I attended a conference last week re parenting/parenting courses and the impression I got was that there is a great deal of emphasis on 'catching' parents early in order to help prevent social/educational/welfare/criminal issues further down the line.

As the issues presented by SEN children may sometimes overlap with similar issues created by 'poor' parenting. I think parenting is the initial cheap and easy option to look at make you doubt your parenting abilities before putting in/looking at more beneficial options if you insist on being persistent

Chundle Wed 13-Jul-11 07:35:34

Don't think so as dd1 and dd2 going through dx procedure at same time just for different things and are different ages, but it's a possibility for others yes

Tiggles Wed 13-Jul-11 11:52:42

I would film the behaviour it gives them more to go on, I have even taken recordings of the DSs coughing to the GP as it gives them more to go on (younger DSs are asthmatic) in working out if just their asthma playing up or something different.

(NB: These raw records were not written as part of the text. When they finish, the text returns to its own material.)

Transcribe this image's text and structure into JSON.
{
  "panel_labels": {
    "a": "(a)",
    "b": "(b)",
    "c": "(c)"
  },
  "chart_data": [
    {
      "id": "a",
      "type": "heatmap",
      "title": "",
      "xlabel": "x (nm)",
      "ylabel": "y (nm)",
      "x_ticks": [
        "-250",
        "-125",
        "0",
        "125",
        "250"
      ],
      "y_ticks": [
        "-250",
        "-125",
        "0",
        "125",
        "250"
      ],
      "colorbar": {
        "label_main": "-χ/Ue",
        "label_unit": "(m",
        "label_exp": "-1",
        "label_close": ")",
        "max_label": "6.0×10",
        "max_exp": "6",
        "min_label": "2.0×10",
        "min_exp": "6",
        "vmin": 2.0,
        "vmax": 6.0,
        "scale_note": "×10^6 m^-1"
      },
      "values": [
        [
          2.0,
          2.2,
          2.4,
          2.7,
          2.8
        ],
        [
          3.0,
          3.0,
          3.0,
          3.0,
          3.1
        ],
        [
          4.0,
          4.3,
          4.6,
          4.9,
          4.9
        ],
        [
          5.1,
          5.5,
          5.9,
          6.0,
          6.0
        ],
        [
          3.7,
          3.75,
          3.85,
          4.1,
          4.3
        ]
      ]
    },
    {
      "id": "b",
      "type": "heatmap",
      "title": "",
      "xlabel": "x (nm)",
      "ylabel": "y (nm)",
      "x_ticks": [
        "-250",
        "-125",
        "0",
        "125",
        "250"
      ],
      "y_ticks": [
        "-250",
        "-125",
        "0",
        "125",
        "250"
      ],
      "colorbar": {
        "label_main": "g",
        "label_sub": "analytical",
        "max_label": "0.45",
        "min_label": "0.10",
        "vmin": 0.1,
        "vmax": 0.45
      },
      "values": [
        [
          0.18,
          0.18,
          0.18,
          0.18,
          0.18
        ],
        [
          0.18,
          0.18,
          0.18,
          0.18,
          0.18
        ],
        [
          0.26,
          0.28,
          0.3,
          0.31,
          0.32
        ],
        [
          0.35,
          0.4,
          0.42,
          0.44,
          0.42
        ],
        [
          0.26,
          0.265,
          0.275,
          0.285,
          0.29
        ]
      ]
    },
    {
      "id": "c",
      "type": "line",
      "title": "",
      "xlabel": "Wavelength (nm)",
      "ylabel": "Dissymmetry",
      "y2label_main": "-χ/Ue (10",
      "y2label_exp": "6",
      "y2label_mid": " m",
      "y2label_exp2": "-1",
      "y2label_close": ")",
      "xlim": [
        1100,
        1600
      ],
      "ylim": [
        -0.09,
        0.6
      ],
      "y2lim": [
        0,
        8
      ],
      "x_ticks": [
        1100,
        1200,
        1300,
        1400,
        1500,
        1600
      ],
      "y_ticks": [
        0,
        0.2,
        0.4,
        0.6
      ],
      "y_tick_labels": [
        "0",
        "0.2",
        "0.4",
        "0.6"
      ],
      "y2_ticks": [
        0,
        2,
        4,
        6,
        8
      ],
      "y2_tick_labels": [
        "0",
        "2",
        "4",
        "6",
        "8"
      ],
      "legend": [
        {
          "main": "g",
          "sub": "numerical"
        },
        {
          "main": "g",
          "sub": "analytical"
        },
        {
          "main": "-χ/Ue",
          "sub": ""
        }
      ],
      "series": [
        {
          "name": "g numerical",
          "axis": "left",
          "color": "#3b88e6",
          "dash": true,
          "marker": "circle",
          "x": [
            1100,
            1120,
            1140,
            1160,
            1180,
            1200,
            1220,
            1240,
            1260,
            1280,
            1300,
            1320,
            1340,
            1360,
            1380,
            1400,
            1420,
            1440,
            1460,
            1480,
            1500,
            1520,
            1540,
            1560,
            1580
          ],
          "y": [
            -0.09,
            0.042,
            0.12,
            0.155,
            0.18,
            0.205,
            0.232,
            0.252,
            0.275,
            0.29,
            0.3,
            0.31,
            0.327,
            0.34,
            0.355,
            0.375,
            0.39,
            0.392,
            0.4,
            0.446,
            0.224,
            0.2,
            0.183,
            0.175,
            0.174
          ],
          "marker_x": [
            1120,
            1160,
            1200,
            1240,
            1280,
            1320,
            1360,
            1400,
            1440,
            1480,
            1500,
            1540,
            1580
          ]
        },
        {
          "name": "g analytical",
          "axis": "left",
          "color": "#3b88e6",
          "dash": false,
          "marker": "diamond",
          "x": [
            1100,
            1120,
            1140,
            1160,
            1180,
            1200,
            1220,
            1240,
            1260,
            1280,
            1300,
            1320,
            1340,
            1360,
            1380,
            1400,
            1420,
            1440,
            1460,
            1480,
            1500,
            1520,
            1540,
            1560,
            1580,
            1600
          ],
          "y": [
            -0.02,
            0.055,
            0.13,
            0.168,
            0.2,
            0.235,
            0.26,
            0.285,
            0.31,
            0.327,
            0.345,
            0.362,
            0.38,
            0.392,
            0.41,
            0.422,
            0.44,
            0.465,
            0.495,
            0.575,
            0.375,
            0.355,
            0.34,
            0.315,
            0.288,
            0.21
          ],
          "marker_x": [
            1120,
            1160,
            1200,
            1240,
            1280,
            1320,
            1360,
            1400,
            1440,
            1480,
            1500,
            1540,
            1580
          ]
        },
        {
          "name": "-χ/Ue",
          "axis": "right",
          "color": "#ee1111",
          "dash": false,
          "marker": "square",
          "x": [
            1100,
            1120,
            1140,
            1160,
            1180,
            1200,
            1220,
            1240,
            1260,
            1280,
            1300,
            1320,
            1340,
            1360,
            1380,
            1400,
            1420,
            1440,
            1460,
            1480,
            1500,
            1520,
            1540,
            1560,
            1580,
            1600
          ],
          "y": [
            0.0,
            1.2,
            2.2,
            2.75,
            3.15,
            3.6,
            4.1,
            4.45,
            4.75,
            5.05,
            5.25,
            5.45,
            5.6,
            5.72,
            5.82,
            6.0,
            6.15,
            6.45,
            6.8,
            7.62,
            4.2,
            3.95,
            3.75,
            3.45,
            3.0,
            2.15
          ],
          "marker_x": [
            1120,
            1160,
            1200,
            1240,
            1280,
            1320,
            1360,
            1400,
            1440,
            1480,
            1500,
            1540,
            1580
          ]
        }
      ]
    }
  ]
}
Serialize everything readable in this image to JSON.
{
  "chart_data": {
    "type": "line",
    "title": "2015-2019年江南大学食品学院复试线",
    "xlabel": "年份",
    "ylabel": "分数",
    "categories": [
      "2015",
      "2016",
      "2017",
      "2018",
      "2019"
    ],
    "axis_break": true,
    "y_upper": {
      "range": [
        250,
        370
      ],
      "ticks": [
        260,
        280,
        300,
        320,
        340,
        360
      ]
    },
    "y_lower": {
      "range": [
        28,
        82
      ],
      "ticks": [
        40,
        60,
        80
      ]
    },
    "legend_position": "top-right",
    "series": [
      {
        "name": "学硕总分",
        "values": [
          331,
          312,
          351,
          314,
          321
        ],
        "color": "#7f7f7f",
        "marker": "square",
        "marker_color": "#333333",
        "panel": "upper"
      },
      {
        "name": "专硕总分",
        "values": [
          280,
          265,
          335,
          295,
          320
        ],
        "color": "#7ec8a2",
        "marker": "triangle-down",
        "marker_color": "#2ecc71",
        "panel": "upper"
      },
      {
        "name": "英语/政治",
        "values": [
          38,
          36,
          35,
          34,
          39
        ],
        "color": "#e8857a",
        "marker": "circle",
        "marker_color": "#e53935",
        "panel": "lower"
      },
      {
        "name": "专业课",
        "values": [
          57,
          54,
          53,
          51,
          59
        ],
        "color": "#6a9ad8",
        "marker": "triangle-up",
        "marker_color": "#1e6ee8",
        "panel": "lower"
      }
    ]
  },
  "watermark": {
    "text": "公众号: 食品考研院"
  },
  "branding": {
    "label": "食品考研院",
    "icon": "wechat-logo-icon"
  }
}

Regarding the travelling on a bus and your DD not playing up if she feels something is different, I don't know how old your DD is, but DS1 who has AS is 9 now and even now throws tantrums on the way home from school if we don't go 'his' route. He will still throw those tantrums even if he has friends walking home with him as it is that much of a problem to him, so I would imagine that if your DD is struggling due to sensory issues on a bus she wouldn't be able to control them even if she did notice/recognise the psych sat at the back of the bus.